7. Partner refuses to acknowledge your strengths and discounts achievements

“Depreciation and derogatory remarks may not be taken seriously at first, but these are not casual slips of the tongue. Most likely, they are aimed precisely at your strengths, which the partner evaluates as a threat and tries to control them. Your partner's reaction to your achievements can say a lot. Does he show little or no interest in you? In a conversation about your virtues, does he change the subject or criticize you for something you don't do? Over time, your sense of self-confidence and sense of self-competence can seriously decrease,” explains Dr. Lambert. nine0003

8. A partner restricts you in emotional intimacy, sex or money for the purpose of "punishment"

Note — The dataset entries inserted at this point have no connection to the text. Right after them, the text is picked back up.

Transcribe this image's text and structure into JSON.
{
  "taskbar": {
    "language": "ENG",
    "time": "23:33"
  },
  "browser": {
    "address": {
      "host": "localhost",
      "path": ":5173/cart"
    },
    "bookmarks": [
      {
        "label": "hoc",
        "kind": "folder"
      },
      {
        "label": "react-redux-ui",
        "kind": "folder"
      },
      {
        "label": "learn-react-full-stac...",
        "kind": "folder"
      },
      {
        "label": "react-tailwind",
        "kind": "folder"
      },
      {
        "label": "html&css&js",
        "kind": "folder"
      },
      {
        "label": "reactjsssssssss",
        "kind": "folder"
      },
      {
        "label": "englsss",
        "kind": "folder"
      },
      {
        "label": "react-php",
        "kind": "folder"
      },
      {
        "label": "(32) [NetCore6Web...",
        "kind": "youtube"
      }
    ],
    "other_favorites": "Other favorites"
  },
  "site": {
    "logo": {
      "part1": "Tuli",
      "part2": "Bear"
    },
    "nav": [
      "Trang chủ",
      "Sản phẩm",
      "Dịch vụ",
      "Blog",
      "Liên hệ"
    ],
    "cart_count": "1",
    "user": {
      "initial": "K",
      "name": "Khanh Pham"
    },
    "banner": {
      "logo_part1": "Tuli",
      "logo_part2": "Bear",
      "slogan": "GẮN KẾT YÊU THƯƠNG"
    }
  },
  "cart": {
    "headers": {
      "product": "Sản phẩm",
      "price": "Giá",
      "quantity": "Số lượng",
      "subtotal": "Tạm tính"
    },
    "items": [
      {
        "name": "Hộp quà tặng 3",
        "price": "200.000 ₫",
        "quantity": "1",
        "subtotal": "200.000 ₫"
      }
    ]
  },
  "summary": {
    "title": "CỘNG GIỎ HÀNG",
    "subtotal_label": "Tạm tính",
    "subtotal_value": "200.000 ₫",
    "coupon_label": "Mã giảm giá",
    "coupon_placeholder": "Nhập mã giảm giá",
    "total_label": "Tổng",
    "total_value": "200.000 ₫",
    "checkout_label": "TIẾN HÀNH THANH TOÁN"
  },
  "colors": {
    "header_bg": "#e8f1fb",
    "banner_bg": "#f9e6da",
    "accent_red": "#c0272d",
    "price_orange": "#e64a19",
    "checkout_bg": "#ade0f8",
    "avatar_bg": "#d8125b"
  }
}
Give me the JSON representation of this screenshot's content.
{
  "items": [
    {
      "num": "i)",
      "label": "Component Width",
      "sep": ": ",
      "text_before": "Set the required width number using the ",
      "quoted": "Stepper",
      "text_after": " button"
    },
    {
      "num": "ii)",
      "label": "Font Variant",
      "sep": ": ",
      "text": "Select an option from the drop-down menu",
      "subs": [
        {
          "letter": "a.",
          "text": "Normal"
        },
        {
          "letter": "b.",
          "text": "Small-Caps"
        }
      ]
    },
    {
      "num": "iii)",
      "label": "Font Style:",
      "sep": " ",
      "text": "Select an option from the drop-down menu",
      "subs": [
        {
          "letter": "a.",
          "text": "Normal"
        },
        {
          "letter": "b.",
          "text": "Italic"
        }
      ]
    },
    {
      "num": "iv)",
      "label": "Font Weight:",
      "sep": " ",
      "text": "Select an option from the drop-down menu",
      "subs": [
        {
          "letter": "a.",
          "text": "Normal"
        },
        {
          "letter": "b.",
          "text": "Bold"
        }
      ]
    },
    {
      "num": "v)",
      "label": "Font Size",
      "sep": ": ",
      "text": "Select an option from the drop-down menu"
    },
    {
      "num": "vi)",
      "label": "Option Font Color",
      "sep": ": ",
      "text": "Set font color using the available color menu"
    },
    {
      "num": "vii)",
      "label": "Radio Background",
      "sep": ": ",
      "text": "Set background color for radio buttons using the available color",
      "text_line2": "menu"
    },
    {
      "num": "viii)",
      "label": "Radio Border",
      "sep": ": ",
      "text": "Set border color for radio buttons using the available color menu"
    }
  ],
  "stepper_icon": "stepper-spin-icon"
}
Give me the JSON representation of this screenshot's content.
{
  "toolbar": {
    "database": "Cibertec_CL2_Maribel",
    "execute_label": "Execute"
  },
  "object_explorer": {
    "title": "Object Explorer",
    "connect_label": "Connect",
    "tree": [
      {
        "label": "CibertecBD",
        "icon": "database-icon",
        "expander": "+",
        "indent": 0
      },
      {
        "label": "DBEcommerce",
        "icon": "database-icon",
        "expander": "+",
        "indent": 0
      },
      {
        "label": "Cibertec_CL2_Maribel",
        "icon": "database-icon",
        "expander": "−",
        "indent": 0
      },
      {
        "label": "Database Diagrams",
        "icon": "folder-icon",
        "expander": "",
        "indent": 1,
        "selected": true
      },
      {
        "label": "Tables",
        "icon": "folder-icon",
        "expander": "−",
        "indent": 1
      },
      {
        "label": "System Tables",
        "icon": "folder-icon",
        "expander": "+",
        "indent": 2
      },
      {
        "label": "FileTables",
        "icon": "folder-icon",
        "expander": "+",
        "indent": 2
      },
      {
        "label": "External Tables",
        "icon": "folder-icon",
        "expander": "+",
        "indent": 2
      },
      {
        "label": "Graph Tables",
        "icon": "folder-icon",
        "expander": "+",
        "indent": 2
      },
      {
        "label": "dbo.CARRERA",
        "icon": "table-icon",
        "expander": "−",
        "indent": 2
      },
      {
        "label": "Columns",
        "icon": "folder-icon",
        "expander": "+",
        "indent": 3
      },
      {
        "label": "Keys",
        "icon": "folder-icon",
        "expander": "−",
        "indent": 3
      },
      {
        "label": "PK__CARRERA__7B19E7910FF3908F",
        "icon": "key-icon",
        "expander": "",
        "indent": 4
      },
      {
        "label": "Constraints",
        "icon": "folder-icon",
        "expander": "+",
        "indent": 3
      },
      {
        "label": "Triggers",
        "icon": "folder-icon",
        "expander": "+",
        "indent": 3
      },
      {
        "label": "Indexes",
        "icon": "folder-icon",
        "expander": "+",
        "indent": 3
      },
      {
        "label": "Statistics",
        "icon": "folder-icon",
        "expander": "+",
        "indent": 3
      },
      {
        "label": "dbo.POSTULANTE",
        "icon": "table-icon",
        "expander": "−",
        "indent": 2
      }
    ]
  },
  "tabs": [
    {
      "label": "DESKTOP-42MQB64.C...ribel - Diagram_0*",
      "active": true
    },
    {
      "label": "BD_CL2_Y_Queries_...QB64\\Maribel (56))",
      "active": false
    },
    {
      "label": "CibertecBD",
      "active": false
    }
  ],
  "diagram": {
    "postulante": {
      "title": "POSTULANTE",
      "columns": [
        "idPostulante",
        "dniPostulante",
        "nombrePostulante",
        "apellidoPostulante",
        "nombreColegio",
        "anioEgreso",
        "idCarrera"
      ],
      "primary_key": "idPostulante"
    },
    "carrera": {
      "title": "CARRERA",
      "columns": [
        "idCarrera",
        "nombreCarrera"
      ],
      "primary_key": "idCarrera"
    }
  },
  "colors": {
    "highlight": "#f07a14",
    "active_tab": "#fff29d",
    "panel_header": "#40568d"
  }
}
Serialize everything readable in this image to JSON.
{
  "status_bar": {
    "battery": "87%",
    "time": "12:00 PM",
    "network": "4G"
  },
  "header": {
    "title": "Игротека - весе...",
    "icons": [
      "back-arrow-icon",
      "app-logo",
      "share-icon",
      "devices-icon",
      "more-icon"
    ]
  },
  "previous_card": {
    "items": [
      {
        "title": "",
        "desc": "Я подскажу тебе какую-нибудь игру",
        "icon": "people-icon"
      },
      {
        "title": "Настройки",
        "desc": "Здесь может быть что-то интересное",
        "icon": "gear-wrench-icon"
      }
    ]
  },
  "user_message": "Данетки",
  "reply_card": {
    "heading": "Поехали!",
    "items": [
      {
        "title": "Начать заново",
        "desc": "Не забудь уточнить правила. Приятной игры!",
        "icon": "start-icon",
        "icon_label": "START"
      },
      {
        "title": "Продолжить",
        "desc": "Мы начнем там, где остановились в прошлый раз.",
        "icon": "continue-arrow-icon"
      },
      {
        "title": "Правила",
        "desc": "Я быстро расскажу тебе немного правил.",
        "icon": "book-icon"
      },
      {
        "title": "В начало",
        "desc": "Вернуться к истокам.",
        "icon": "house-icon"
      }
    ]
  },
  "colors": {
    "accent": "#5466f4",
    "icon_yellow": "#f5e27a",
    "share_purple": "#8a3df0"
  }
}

Relationships in which there are "certain conditions" in fact become problematic. “Trying to limit emotional attachment or financial support is not always perceived as abuse. Most regard violence as physical harm, but when it comes to limiting or depriving what a person deserves, this is also violence, just emotional,” says Ferenc. nine0003

9. You have lost your sexual desire

“This is especially true for women. Usually, women need to trust their partner in order to feel physical and emotional arousal. If a girl feels fearful or angry with her partner, she will not feel safe and her body will react accordingly,” Engle says.

10. You feel sorry for your partner, despite the fact that he hurts you

“Emotional abusers are masters of manipulation. They hurt you while making you think it's your fault, or at least that they were hurt in childhood or past relationships. You just feel sorry for them. Victims of emotional abuse often ignore the behavior of their abusers because they appear miserable, rejected, abandoned,” warns Dr. Stines.

11. The partner suddenly changes plans too often in order to "make a surprise"

Open attempts at control are easy to spot, but there is a more sophisticated method, the so-called "hidden control", which is often resorted to by abusers. “Hidden control” is a sudden change in an already planned one (the two of you go to a nearby bistro instead of an evening with friends) or a sharp revision of joint plans under the guise of a “surprise”.